Was die Palästinensische Autonomiebehörde (PA) allerdings in ein Dilemma brachte, war die Tatsache, dass Scharon weitere Ziele verfolgte. Zum einen unterstrich der Schritt das Scheitern des Oslo-Prozesses, mit dem auch viele Palästinenser:innen Hoffnungen verbunden hatten. Mit ihnen musste nach Scharons Alleingang nicht mehr verhandelt werden. Zum anderen gab Israel zwar auch im nördlichen Westjordanland vier Siedlungen auf, baute dafür aber andere deutlich aus und untermauerte seine Ansprüche auf das Gebiet. Die Palästinenser:innen in Gaza und im Westjordanland spaltete der Schritt letztlich in zwei Lager.

2006 gewann die Hamas die Wahlen zum palästinensischen Legislativrat gegen die traditionell führende säkulare Fatah. 2007 übernahm sie in einem blutigen Kampf die Macht in Gaza. Die Fatah unter Mahmud Abbas regierte weiter unter israelischer Besatzung im Westjordanland. Die Angriffe aus Gaza auf Israel nahmen zu, das seinerseits mit einer strikten Blockade reagierte.

Vertreibung als Ziel

Kritiker wie Segal, die den 7. Oktober als eine Folge des Abzugs sehen, unterschlagen laut Weissglas aber, dass seit 2009 mit Benjamin Netanjahu fast ununterbrochen einer der ihren an der Spitze der Regierung stand: «Es war Netanjahu, der seit seinem Amtsantritt die Zusammenarbeit mit der PA einstellte.» Dass jahrelang riesige Geldbeträge aus Katar nach Gaza flossen, war in Israel ein offenes Geheimnis und schien Netanjahus Regierung nicht zu stören.

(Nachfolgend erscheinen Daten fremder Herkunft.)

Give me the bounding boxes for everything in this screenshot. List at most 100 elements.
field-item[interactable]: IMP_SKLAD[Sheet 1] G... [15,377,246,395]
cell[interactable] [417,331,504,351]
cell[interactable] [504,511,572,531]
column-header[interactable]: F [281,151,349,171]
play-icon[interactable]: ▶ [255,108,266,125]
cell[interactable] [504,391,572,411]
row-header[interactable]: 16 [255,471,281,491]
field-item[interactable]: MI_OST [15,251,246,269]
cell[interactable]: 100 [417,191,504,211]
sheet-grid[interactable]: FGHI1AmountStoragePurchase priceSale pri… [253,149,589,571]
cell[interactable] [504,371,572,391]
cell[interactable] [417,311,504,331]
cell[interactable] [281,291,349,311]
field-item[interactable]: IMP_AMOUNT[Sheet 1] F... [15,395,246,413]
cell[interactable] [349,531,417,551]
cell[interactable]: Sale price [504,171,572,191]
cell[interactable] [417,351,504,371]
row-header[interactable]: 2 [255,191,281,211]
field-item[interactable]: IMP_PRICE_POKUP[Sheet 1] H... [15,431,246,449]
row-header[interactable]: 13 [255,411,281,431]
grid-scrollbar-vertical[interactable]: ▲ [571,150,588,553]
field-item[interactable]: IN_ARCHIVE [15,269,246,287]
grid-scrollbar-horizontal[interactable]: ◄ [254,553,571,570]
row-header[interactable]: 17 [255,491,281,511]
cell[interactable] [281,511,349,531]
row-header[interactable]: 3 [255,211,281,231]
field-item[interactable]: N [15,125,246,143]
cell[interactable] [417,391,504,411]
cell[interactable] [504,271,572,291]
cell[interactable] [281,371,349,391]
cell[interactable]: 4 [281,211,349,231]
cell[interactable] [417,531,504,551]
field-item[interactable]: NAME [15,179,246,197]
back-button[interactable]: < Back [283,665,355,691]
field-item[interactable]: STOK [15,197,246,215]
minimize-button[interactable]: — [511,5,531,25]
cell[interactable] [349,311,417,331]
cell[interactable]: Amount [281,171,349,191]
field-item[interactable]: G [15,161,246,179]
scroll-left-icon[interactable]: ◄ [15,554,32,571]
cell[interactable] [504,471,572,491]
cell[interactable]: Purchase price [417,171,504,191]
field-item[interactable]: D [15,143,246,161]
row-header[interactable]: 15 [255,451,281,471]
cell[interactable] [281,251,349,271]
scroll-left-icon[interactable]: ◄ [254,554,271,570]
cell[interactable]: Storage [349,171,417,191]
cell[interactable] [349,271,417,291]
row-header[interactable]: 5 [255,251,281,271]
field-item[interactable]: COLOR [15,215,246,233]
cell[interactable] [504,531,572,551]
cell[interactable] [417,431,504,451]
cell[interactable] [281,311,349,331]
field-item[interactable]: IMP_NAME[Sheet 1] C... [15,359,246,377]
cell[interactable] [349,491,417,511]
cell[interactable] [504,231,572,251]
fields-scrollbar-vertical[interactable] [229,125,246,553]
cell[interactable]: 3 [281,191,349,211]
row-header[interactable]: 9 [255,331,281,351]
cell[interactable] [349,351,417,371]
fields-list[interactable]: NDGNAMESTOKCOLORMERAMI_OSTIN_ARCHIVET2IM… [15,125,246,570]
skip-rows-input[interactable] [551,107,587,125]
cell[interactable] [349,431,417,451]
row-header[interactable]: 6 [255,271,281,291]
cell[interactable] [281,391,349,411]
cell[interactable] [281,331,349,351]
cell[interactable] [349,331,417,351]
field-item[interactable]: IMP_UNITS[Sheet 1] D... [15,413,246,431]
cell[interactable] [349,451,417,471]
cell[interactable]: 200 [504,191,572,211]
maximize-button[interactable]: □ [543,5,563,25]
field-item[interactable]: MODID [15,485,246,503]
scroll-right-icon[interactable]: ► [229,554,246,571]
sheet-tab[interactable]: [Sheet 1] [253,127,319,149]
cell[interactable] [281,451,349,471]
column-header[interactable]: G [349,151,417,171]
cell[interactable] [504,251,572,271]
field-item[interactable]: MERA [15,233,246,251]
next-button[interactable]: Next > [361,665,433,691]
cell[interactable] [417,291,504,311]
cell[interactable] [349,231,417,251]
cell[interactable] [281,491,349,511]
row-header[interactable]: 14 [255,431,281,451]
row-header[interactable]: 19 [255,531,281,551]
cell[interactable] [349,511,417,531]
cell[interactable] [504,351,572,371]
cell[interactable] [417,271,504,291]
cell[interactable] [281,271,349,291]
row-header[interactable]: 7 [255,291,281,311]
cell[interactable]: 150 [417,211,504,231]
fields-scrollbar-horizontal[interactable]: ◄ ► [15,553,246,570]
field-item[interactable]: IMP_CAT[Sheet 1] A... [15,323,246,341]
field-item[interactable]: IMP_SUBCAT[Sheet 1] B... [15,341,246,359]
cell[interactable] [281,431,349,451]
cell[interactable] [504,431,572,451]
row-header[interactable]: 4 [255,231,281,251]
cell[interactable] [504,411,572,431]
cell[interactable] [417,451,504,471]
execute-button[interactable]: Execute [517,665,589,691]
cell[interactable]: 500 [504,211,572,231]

Dov Weissglas glaubt, die PA habe auch heute noch eine Chance, die Hamas aus Gaza zu verdrängen. «Natürlich ist sie in ihrem jetzigen Zustand eine leere Hülle», sagt er. Ihr als rechtmässiger palästinensischer Vertretung dennoch formal die Autorität über Gaza zu übertragen, würde aber die Tür für einen Nachkriegsplan öffnen. Dann könnten arabische Länder bewaffnete Kräfte im Auftrag der PA schicken. «Die Hamas hat weder die Mittel noch ein Interesse, Nachkriegsgaza wiederaufzubauen. Ich bin mir sicher, sie würde, konfrontiert mit so einem Vorschlag, den Gazastreifen verlassen. Der Krieg hätte so vor Monaten enden können.»

Netanjahu indes scheint sich zwanzig Jahre nach dem Abzug aus Gaza zunehmend auf ein neues Ziel zu verlegen: die Besetzung des Gazastreifens – ohne dessen Bevölkerung.